Where the Melamine Came From

November 14th, 2008 | Sources: Washington Post

Two summers ago, Chinese authorities discovered that melamine, a nitrogen-rich chemical used to make plastics and fertilizer, had been added to pet food which was then exported to the US. The tainted food poisoned thousands of dogs and cats.

Officials subsequently banned melamine from animal and human food, and designated it a controlled substance. This meant the government was supposed to supervise all aspects of its production and distribution.

Soon thereafter, melamine got into China’s milk supply, sickened 54,000 babies, killed four and indelibly stained the nation’s reputation as factory for the world’s goods.

How could that happen?

Simply put, the government’s surveillance plan proved to be no match for a hellish combination of impoverished farmers, chemical manufacturers out to increase profits, organized crime syndicates and complicit local officials.

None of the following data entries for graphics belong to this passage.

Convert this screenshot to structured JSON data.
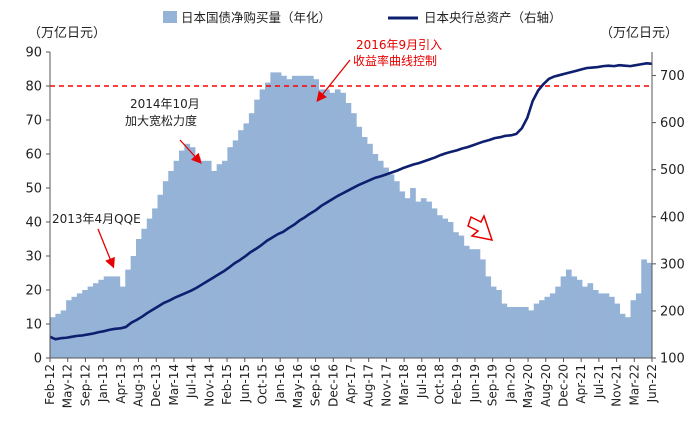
{
  "chart_data": {
    "type": "bar+line",
    "title": "",
    "y_left_unit": "（万亿日元）",
    "y_right_unit": "（万亿日元）",
    "y_left_lim": [
      0,
      90
    ],
    "y_right_lim": [
      100,
      750
    ],
    "y_left_ticks": [
      0,
      10,
      20,
      30,
      40,
      50,
      60,
      70,
      80,
      90
    ],
    "y_right_ticks": [
      100,
      200,
      300,
      400,
      500,
      600,
      700
    ],
    "x_ticks": [
      "Feb-12",
      "May-12",
      "Sep-12",
      "Jan-13",
      "Apr-13",
      "Aug-13",
      "Dec-13",
      "Mar-14",
      "Jul-14",
      "Nov-14",
      "Feb-15",
      "Jun-15",
      "Oct-15",
      "Jan-16",
      "May-16",
      "Sep-16",
      "Dec-16",
      "Apr-17",
      "Aug-17",
      "Nov-17",
      "Mar-18",
      "Jul-18",
      "Oct-18",
      "Feb-19",
      "Jun-19",
      "Sep-19",
      "Jan-20",
      "May-20",
      "Aug-20",
      "Dec-20",
      "Apr-21",
      "Jul-21",
      "Nov-21",
      "Mar-22",
      "Jun-22"
    ],
    "grid": false,
    "legend_position": "top",
    "series": [
      {
        "name": "日本国债净购买量（年化）",
        "type": "bar",
        "axis": "left",
        "color": "#95B3D7",
        "values": [
          12,
          13,
          14,
          17,
          18,
          19,
          20,
          21,
          22,
          23,
          24,
          24,
          24,
          21,
          26,
          30,
          35,
          38,
          41,
          44,
          48,
          52,
          55,
          58,
          61,
          63,
          62,
          59,
          58,
          58,
          55,
          57,
          58,
          62,
          64,
          67,
          69,
          72,
          76,
          79,
          81,
          84,
          84,
          83,
          82,
          83,
          83,
          83,
          83,
          82,
          79,
          79,
          78,
          79,
          78,
          75,
          72,
          68,
          65,
          63,
          60,
          58,
          56,
          54,
          52,
          49,
          47,
          50,
          46,
          47,
          46,
          44,
          42,
          41,
          40,
          37,
          36,
          33,
          32,
          32,
          29,
          24,
          21,
          20,
          16,
          15,
          15,
          15,
          15,
          14,
          16,
          17,
          18,
          19,
          21,
          24,
          26,
          24,
          23,
          21,
          22,
          20,
          19,
          19,
          18,
          16,
          13,
          12,
          17,
          19,
          29,
          28
        ]
      },
      {
        "name": "日本央行总资产（右轴）",
        "type": "line",
        "axis": "right",
        "color": "#0D1F6E",
        "values": [
          145,
          140,
          142,
          143,
          145,
          147,
          148,
          150,
          152,
          155,
          157,
          160,
          162,
          163,
          166,
          175,
          181,
          188,
          196,
          203,
          210,
          217,
          222,
          228,
          233,
          238,
          243,
          249,
          256,
          263,
          270,
          277,
          284,
          292,
          301,
          308,
          316,
          325,
          332,
          340,
          349,
          356,
          363,
          368,
          376,
          383,
          392,
          399,
          407,
          414,
          423,
          430,
          437,
          444,
          450,
          456,
          462,
          468,
          473,
          478,
          483,
          486,
          490,
          494,
          498,
          503,
          507,
          511,
          514,
          518,
          522,
          526,
          531,
          535,
          538,
          541,
          545,
          548,
          552,
          556,
          560,
          563,
          567,
          569,
          572,
          573,
          576,
          588,
          610,
          646,
          668,
          682,
          693,
          698,
          701,
          704,
          707,
          710,
          713,
          716,
          717,
          718,
          720,
          721,
          720,
          722,
          721,
          720,
          722,
          724,
          726,
          725
        ]
      }
    ],
    "annotations": [
      {
        "text": "2013年4月QQE"
      },
      {
        "text": "2014年10月"
      },
      {
        "text": "加大宽松力度"
      },
      {
        "text": "2016年9月引入"
      },
      {
        "text": "收益率曲线控制"
      }
    ],
    "reference_line": {
      "axis": "left",
      "value": 80,
      "style": "dashed",
      "color": "#FF0000"
    }
  }
}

Few in China’s army of small dairy farmers had heard about the pet food scandal and even fewer had ever heard of melamine. But they all knew where to get tasteless, white “protein powder” that supposedly rendered milk more nutritious and marketable, and when added to plain water created a slurry that could pass quality tests for milk all by itself.

The farmers claim they were not told the powder was a poison. Many had been squeezed between rising commodity prices and government price controls and could not break even without melamine economics.

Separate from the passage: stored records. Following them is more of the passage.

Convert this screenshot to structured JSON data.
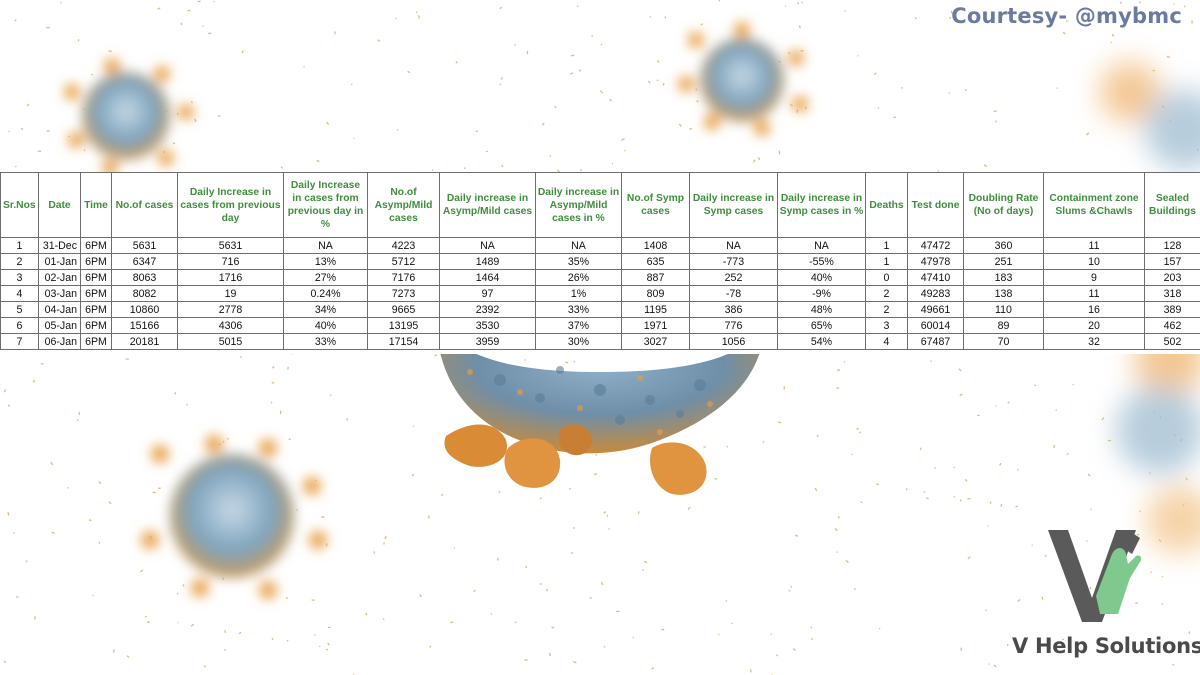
{
  "courtesy": "Courtesy- @mybmc",
  "brand": {
    "name": "V Help Solutions"
  },
  "colors": {
    "header_text": "#3f8e3c",
    "courtesy_text": "#6b7aa1",
    "logo_grey": "#5a5a5a",
    "logo_green": "#7fc98e"
  },
  "table": {
    "headers": [
      "Sr.Nos",
      "Date",
      "Time",
      "No.of cases",
      "Daily Increase in cases from previous day",
      "Daily Increase in cases from previous day in %",
      "No.of Asymp/Mild cases",
      "Daily increase in Asymp/Mild cases",
      "Daily increase in Asymp/Mild cases in %",
      "No.of Symp cases",
      "Daily increase in Symp cases",
      "Daily increase in Symp cases in %",
      "Deaths",
      "Test done",
      "Doubling Rate (No of days)",
      "Containment zone Slums &Chawls",
      "Sealed Buildings"
    ],
    "rows": [
      [
        "1",
        "31-Dec",
        "6PM",
        "5631",
        "5631",
        "NA",
        "4223",
        "NA",
        "NA",
        "1408",
        "NA",
        "NA",
        "1",
        "47472",
        "360",
        "11",
        "128"
      ],
      [
        "2",
        "01-Jan",
        "6PM",
        "6347",
        "716",
        "13%",
        "5712",
        "1489",
        "35%",
        "635",
        "-773",
        "-55%",
        "1",
        "47978",
        "251",
        "10",
        "157"
      ],
      [
        "3",
        "02-Jan",
        "6PM",
        "8063",
        "1716",
        "27%",
        "7176",
        "1464",
        "26%",
        "887",
        "252",
        "40%",
        "0",
        "47410",
        "183",
        "9",
        "203"
      ],
      [
        "4",
        "03-Jan",
        "6PM",
        "8082",
        "19",
        "0.24%",
        "7273",
        "97",
        "1%",
        "809",
        "-78",
        "-9%",
        "2",
        "49283",
        "138",
        "11",
        "318"
      ],
      [
        "5",
        "04-Jan",
        "6PM",
        "10860",
        "2778",
        "34%",
        "9665",
        "2392",
        "33%",
        "1195",
        "386",
        "48%",
        "2",
        "49661",
        "110",
        "16",
        "389"
      ],
      [
        "6",
        "05-Jan",
        "6PM",
        "15166",
        "4306",
        "40%",
        "13195",
        "3530",
        "37%",
        "1971",
        "776",
        "65%",
        "3",
        "60014",
        "89",
        "20",
        "462"
      ],
      [
        "7",
        "06-Jan",
        "6PM",
        "20181",
        "5015",
        "33%",
        "17154",
        "3959",
        "30%",
        "3027",
        "1056",
        "54%",
        "4",
        "67487",
        "70",
        "32",
        "502"
      ]
    ]
  }
}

The “protein powder” distributers were actually organized crime syndicates that secured the toxic substance from chemical manufacturing plants. They sold the powder out of legitimate-looking stores, placed representatives at milk production facilities, utilized door-to-door salesmen and stood by to answer questions about how to use the product.

The toxic powder was produced by chemical engineers who purchased scrap melamine, a byproduct of various manufacturing processes, and converted it to a form that would dissolve in water.

The manufacturers were pleasantly surprised to profit from something they had heretofore called waste. They dared not ask why customers wanted melamine scrap.

“I don’t know if my customers tell me the truth or not. I didn’t ask for what purpose they buy it,” Liu Qiujiang told the Washington Post. Liu works at a chemical company situated near the headquarters of the Sanlu group, a diary company at the epicenter of the national disgrace.